Immigration targeting
The Globe and Mail reports on concerns that Canada’s immigration policy is moving away from 50 years of trying to remove race and national origin from the equation.
“Overall it would be a mistake, says [Dalhousie University’s Howard Ramos], to conceive of the uneven outcomes for different immigrant groups as evidence that immigration was failing.
‘Immigrants in Canada have a high degree of integration. This [language] policy doesn’t reflect that success at all. It’s creating a problem where I don’t necessarily think a problem exists,’ he says. ‘The points system was introduced to correct the injustices of focusing on culture and language too heavily. It was a society and a time that was much more ethnocentric – and I don’t think it’s a time we should try and return to.’ ”

Democracy undone
Inter Press Service reports on some of the problems bilateral investment treaties pose for governments wishing to implement sound public policy.

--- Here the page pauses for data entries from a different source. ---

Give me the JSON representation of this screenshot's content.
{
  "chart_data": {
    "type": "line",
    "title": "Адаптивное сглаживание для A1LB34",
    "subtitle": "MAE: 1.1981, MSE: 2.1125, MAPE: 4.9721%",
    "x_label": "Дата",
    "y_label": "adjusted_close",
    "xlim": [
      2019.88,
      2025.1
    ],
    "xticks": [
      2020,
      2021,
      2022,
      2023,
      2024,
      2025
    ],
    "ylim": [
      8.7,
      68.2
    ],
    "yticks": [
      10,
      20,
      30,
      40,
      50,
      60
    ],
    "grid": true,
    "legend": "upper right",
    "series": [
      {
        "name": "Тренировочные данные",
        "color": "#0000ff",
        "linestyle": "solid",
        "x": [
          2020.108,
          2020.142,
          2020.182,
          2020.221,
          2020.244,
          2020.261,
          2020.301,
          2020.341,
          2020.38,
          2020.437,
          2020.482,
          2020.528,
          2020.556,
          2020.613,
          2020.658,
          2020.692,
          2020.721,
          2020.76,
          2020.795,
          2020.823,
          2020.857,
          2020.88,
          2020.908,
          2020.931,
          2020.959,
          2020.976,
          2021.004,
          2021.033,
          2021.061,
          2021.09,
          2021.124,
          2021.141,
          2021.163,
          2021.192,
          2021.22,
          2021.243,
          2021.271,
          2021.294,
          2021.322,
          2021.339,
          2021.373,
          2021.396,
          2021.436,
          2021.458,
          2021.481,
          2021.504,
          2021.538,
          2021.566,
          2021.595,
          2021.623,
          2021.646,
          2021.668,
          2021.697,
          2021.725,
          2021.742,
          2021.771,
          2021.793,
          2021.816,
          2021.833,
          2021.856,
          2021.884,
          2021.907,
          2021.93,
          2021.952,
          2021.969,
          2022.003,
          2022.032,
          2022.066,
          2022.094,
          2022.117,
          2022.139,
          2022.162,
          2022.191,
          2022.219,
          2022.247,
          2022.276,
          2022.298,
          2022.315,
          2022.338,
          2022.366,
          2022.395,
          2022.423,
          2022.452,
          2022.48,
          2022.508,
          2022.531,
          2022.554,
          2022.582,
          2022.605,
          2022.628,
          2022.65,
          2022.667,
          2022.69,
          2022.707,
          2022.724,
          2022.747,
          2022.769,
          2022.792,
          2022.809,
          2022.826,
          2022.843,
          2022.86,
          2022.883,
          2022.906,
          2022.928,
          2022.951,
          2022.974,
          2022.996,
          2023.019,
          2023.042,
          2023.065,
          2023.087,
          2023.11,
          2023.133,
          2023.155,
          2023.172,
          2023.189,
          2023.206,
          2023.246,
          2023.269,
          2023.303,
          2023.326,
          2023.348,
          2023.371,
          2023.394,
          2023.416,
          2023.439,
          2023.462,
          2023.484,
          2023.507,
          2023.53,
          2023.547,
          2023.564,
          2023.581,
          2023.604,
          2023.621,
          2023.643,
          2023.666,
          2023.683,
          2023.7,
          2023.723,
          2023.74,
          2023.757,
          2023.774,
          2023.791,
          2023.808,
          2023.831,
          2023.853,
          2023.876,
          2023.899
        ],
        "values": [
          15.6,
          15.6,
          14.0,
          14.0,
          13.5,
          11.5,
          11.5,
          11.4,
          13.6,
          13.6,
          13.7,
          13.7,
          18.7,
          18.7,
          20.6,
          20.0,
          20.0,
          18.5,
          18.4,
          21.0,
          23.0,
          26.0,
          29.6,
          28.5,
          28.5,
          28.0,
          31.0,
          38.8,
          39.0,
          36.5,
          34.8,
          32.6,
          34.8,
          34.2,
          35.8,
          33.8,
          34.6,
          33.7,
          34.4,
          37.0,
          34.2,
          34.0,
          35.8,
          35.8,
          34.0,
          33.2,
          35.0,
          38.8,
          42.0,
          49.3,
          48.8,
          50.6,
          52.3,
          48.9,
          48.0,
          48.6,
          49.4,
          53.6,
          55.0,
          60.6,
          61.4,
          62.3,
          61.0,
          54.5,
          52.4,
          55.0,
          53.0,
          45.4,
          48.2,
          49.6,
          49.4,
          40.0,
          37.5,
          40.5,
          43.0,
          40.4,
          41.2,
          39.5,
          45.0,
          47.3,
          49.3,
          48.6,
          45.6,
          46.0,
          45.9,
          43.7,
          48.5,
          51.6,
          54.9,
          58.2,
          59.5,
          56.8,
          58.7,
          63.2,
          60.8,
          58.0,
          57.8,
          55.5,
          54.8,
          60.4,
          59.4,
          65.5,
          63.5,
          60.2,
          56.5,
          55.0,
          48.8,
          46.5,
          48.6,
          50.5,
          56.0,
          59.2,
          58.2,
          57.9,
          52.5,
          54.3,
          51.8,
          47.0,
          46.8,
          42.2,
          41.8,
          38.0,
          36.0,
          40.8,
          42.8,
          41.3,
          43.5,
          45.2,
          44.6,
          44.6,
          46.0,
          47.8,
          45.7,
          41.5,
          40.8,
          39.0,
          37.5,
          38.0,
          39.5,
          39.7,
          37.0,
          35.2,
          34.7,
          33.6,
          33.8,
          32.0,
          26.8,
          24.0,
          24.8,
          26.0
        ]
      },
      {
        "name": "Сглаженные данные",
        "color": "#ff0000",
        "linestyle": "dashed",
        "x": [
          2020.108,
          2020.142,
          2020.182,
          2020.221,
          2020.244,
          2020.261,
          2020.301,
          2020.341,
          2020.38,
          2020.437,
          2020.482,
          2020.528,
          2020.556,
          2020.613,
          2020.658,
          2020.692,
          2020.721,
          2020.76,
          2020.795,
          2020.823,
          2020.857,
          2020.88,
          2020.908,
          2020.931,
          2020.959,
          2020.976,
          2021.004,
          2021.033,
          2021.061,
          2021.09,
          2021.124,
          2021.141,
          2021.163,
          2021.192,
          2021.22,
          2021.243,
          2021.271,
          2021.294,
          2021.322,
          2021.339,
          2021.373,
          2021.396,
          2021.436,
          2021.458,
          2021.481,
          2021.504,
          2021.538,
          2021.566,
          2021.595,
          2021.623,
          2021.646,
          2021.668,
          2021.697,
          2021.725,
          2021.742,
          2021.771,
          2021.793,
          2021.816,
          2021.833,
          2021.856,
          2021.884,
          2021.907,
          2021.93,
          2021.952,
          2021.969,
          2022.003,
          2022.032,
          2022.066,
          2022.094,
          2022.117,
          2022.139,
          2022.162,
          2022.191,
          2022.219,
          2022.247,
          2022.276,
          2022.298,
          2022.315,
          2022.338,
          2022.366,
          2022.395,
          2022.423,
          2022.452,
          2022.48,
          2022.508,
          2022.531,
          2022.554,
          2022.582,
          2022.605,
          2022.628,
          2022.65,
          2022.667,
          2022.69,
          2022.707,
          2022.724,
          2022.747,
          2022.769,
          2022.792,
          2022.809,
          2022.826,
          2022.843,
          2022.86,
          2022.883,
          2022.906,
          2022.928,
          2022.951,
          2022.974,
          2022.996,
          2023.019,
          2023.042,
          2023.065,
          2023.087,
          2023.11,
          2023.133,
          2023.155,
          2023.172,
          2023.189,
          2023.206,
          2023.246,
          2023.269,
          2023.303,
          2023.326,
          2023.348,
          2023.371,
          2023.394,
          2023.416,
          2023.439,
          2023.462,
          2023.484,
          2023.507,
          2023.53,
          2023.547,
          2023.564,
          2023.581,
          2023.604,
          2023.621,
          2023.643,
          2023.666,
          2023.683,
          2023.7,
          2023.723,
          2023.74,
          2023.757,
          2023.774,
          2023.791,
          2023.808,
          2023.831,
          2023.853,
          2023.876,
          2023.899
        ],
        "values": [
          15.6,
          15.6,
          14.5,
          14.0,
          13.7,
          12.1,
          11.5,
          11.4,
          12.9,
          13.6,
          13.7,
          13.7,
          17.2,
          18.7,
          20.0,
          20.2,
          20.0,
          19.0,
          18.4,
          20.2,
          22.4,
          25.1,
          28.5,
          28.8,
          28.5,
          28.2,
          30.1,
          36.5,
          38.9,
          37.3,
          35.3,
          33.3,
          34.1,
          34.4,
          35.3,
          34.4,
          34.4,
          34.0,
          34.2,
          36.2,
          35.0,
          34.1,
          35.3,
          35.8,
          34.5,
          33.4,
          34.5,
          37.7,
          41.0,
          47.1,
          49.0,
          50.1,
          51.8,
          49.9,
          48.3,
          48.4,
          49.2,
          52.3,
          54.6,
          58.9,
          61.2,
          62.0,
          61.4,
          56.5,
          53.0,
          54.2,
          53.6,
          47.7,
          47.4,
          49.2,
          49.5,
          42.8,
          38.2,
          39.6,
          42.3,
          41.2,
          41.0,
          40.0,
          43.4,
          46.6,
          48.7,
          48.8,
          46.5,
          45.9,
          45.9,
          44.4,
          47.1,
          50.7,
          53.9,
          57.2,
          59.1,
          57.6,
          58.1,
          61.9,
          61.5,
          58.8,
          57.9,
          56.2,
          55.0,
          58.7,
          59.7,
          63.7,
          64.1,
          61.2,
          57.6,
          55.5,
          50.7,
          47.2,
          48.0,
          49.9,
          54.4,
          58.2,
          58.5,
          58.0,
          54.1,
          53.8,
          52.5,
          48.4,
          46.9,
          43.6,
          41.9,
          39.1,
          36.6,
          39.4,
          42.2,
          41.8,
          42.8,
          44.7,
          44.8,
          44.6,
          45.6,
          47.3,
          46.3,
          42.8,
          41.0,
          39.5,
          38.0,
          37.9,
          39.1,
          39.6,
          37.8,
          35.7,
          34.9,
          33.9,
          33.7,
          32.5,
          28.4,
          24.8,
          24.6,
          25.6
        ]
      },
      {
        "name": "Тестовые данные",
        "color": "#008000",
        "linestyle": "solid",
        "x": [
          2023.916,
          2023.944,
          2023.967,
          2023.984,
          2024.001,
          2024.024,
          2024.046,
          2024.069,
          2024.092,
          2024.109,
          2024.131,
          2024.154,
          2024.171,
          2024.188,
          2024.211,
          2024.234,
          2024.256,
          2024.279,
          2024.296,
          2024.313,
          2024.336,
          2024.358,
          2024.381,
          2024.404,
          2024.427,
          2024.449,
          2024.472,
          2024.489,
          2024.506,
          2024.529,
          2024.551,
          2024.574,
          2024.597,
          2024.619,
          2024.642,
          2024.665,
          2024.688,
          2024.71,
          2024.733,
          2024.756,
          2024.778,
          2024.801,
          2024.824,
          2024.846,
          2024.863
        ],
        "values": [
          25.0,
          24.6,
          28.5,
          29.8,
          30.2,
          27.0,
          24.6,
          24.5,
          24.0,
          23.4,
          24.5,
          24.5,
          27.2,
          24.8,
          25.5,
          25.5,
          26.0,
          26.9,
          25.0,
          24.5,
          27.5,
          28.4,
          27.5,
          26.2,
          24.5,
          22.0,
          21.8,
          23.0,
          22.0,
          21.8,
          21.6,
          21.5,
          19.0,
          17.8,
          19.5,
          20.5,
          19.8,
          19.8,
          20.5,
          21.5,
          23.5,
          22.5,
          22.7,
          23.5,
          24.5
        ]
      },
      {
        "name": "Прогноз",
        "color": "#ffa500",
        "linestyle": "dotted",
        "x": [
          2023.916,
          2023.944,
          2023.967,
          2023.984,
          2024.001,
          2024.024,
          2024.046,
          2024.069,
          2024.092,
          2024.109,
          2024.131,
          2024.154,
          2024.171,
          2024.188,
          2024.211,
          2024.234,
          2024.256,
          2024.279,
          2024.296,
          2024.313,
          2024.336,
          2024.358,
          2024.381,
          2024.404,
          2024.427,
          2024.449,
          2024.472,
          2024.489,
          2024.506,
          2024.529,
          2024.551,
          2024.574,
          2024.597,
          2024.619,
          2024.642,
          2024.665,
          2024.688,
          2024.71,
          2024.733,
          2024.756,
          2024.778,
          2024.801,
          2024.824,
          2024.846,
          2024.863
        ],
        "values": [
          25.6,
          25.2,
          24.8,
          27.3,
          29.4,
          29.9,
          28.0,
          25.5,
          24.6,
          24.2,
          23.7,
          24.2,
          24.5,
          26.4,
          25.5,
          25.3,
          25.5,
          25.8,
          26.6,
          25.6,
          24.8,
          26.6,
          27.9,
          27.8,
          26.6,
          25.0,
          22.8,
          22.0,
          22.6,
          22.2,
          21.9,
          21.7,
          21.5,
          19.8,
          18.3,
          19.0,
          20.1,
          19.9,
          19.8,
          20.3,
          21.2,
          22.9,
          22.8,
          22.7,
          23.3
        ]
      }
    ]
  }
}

“ ‘Foreign investors may challenge, in an international arbitration process, any change in law and policy to protect the environment and public health, to promote social or cultural goals, or to grapple with financial or economic crises. However, it is impossible to predict the outcome with any precision because each will depend in large part on the composition of the arbitral tribunal deciding the case, which consists of three highly-paid individuals, typically specialized in commercial rather than public law,’ [according to the International Institute for Sustainable Developments Nathalie Bernasconi].

‘A lack of transparency, unpredictability and conflicts of interest have simply become unacceptable. This discontent has led countries like Australia to disfavor investor-state dispute settlement entirely and others to terminate their investment treaties.
‘Watching these developments, countries like Brazil, which never ratified any of its investment treaties, must count themselves lucky,’ she added.”